Saturday, August 8, 2009

The Unjust Nature of the Interracial Marriage Ban

In the last post I discussed HWA's ban on interracial marriage and how it was based on faulty understandings of Scriptures. I was never really comfortable with it, but I was convinced HWA worked with God, and I thought there was so much more to this religion than that, and it did not effect anything I did, so I just passively accepted it.

However I did not then realize just how utterly unjust this belief is, as some writers on this question revealed.

Many states of the United States of America used to have anti-miscegenation laws forbidding interracial marriage. These laws were overturned following the 1967 Supreme Court decision in the case Loving vs. Virginia. The couple in question was convicted of breaking this anti-miscegenation law in trial in 1959. The judge used arguments very similar to what HWA would later use in banning interracial marriage, as may be seen here.
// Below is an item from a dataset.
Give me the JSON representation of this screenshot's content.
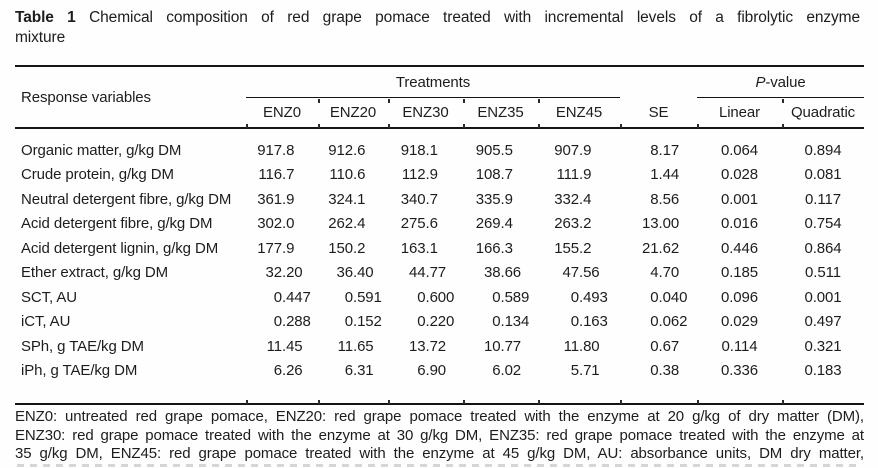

This shows both were drawing on common erroneous beliefs to perpetuate this oppression.

"Almighty God created the races white, black, yellow, malay and red, and he placed them on separate continents. And but for the interference with his arrangement there would be no cause for such marriages. The fact that he separated the races shows that he did not intend for the races to mix." (Judge Leon Bazile.)

Some analysts have concluded that this restriction on marriage choice was an even worst violation of liberty towards African Americans than the infamous segregation of public schools imposed upon them.

"In 1958, the political theorist Hannah Arendt, an emigre from Nazi Germany, wrote in an essay in response to the Little Rock Crisis, the Civil Rights struggle for the racial integration of public schools which took place in Little Rock, Arkansas in 1957, that anti-miscegenation laws were an even deeper injustice than the racial segregation of public schools. The free choice of a spouse, she argued in Reflections on Little Rock, was "an elementary human right": "Even political rights, like the right to vote, and nearly all other rights enumerated in the Constitution, are secondary to the inalienable human rights to 'life, liberty and the pursuit of happiness' proclaimed in the Declaration of Independence; and to this category the right to home and marriage unquestionably belongs."" (Wikipedia: Anti-miscegenation laws)

Gunnar Myrdal also ranked this ban on interracial marriage as among the most fundamental and severe injustices inflicted upon African Americans.

"In his essay, Social Trends in America and Strategic Approaches to the Negro Problem (1948), Myrdal ranked the social areas where restrictions were imposed by Southern whites on the freedom of African-Americans through racial segregation from the least to the most important: jobs, courts and police, politics, basic public facilities, "social equality" including dancing and handshaking, and most importantly, marriage. This ranking was indeed reflective of the way in which the barriers against desegregation fell.... the bans on interracial marriage were the last to go, in 1967." (Ibid.)

He had no right to take things out of context to produce this oppressive doctrine. Like the Pharisees Jesus condemned HWA added burden upon burden upon his deceived followers. Why do those in the COGs continue to support a man who placed such heavy unnecessary burdens on his followers and who decided to perpetuate such an unjust institution?